Caspase-3 activation was detected by flow cytometry analysis. CPAF K6 cells were harvested, fixed in 2% neutral-buffered paraformaldehyde, and permeabilized with 0.5% saponin (Sigma-Aldrich). Active caspase-3 was detected with an anti-active caspase-3 antibody (Abcam) and FITC-conjugated goat anti–rabbit secondary antibody (Dianova). Flow cytometric analysis was performed with a FACSCalibur (Becton Dickinson).

Cells were harvested and fixed in 2.5% glutaraldehyde in 0.1 M sodium cacodylate buffer (pH 7.4; Electron Microscopy Sciences) and embedded in epoxy resin (epon 812; Electron Microscopy Sciences). Ultrathin sections were examined with an EM 10 CR transmission electron microscope (Carl Zeiss, Inc.). For image acquisition, a MegaView III camera system (Olympus) was used.

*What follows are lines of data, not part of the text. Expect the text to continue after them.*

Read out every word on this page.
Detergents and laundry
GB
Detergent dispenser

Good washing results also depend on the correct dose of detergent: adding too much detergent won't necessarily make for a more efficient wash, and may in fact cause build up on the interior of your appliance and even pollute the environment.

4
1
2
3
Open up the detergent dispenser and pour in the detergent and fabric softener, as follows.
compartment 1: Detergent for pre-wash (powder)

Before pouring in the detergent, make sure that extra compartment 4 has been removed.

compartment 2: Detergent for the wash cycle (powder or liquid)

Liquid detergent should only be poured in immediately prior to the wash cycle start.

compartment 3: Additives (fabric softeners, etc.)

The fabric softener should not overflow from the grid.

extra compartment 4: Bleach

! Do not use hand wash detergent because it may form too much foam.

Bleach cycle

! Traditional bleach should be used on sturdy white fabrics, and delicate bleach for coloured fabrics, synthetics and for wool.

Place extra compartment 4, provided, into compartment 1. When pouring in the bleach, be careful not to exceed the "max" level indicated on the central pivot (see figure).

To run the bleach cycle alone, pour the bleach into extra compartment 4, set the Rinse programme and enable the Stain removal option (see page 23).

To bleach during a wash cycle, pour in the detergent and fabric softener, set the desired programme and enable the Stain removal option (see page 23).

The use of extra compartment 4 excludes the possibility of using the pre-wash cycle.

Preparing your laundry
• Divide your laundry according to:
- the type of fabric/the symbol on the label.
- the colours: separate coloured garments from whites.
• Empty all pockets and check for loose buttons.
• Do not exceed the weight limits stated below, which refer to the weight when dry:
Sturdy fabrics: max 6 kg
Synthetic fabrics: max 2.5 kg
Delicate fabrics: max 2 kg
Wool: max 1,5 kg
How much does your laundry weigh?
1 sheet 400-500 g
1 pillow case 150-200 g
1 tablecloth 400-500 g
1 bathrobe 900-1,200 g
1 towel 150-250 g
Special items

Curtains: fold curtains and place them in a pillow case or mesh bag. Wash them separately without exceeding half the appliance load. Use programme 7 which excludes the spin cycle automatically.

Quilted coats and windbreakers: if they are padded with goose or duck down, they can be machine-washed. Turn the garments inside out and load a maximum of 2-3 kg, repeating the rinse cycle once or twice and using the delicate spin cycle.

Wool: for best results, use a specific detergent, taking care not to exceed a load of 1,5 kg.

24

Fig. S1 shows the morphological changes in T-REx-293 and T-REx-HeLa cells, respectively, due to transient transfection of CPAF. Fig. S2 compares the changes in cellular morphology between infection with C. trachomatis and the expression of CPAF in CPAF K6 cells. Fig. S3 describes the cell viability of CPAF K6 cells after CPAF induction measured by propidium iodide uptake. Fig. S4 shows nuclear morphology after CPAF expression or infection with C. trachomatis at higher magnification.

We thank Florian Schmidt for constructing gyrB-CPAF, Dr. Silke Fischer for help with the initial experiments, and Luise Jennen for help with electron microscopy.

This work was supported by the Else Kröner-Fresenius-Stiftung. J.G. Christian is supported by a consortium of the ERA-NET of the European Union (ECIBUG).